Deleted Scenes is the autobiography of Northern Irish writer and musician Stephen Michael Clarke which includes – amongst various mentions of Bill Drummond throughout the book – a full chapter called Liberation Loophole, dedicated to The JAMS’ return to Liverpool in 2017, though with a slight twist.
Back Cover Blurb
It’s about my first kiss – which made me smile and made a girl vomit.
It’s about being a teenage runaway.
It’s about settling down.
It’s also about Techno music, suicidal thoughts, eating fried chicken and having sex.
It’s about living through The Troubles in Belfast, Northern Ireland.
It’s about making a scene in Edinburgh.
It’s about standing in the spotlight and raising my hands as a crowd roared.
It’s also about hiding behind curtains.
It’s about living on a country estate in Scotland and eating Dougie MacLean’s honey.
It’s also about getting divorced.
It’s about chronic pain and throwing up blood all night.

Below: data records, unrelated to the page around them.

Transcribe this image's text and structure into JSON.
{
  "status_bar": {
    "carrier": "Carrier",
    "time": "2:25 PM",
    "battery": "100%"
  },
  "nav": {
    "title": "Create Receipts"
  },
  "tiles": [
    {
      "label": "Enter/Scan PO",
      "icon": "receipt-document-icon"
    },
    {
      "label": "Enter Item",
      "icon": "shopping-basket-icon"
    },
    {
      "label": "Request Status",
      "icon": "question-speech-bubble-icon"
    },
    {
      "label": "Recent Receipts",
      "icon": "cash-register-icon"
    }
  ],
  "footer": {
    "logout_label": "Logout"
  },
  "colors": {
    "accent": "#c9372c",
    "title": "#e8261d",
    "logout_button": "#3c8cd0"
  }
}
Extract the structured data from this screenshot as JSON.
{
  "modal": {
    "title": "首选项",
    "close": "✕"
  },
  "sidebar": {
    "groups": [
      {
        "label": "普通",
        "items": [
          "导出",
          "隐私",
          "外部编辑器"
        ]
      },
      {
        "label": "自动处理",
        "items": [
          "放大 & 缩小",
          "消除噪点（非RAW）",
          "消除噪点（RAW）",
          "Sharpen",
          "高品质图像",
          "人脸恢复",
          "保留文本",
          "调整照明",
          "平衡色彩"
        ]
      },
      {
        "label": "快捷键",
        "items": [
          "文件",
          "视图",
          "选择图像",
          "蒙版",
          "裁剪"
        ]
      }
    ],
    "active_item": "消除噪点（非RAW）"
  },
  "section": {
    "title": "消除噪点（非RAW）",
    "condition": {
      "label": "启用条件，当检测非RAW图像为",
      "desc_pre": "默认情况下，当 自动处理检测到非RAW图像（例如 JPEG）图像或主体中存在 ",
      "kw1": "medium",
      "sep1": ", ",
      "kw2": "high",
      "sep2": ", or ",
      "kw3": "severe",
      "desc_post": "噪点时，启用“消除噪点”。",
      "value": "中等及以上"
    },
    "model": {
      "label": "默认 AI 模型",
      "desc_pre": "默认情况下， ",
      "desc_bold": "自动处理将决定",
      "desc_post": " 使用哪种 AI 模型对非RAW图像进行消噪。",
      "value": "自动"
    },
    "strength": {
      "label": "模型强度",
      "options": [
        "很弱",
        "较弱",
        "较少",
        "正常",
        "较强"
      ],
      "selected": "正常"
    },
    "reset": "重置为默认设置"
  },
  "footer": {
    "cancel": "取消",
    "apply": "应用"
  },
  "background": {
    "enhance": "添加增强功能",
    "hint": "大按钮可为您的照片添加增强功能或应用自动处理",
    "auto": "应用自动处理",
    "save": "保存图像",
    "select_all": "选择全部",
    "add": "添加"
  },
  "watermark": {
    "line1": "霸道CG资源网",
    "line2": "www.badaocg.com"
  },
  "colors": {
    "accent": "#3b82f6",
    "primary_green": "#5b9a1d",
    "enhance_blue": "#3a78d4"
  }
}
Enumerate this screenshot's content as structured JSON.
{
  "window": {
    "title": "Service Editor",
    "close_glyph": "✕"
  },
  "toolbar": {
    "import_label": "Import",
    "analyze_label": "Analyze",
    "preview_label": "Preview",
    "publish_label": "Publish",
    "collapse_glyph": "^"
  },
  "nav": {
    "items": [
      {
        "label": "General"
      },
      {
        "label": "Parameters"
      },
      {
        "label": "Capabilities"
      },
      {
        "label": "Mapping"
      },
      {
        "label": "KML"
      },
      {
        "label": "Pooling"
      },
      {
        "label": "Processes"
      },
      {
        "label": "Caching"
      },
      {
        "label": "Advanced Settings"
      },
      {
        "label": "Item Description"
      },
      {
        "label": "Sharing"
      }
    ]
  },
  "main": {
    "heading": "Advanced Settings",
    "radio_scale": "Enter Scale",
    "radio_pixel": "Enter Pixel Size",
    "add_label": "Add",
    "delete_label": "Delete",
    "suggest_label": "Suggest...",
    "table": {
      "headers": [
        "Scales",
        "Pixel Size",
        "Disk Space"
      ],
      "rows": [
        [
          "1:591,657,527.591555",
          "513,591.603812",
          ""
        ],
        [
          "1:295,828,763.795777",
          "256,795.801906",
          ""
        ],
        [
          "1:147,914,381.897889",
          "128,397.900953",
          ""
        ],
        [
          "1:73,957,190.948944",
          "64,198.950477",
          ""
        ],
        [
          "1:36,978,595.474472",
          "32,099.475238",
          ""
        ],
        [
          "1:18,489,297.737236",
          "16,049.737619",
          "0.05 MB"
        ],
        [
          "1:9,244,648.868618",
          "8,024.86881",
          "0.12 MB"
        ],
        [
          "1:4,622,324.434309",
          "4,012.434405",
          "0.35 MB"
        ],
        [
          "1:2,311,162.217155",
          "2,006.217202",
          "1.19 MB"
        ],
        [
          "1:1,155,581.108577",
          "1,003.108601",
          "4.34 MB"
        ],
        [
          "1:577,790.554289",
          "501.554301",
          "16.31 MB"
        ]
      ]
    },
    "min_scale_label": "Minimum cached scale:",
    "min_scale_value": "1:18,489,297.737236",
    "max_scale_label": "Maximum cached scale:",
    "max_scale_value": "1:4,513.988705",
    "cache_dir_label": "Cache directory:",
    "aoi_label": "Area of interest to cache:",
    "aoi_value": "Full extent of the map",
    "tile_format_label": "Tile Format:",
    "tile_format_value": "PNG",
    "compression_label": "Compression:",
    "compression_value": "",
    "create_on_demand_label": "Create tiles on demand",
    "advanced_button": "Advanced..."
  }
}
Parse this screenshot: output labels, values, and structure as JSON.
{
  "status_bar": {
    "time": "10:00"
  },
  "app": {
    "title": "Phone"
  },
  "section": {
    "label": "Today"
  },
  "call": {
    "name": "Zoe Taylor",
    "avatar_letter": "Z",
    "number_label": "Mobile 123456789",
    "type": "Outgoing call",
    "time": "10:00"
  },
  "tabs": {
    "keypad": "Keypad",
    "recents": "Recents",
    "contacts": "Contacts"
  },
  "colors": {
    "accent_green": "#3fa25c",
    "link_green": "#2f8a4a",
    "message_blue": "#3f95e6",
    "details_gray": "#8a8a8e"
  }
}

It’s about 37 years worth of memories.
It’s also about my favourite band, The KLF, and how my life has intertwined with Bill Drummond’s on several occasions.
Is it worth it?
Definitely – Stephen’s recount of the events between August 23rd and 26th from the perspective of an outsider is an entertaining event log for the rest of us. The first few pages give a short background of Clarke’s personal history with The KLF, including a Score (Dream) he contributed to The17 back in 2008. The mid-section bursts with the enthusiasm of a person describing the full three days to a friend down the pub after a pint or two with their hands gesturing fervently and facts slowly evolving into exaggeration – something Stephen is of course fully aware of. The last third ends on his afterthoughts considering the WTTDA event and its 400 participants.
If you – like many of us – have spend those three days sitting in front of your PC, refreshing Twitter and Facebook every other minute not to miss even the slightest detail of what was going on in Liverpool, then you will certainly recognize yourself in Liberation Loophole, while those of you who were part of the 400 will surely get a chuckle out of it as well.
Disclaimer: Stephen Clarke 1980 provided us with a free eBook copy for review purposes. Despite that we still insisted on buying a proper softcover edition.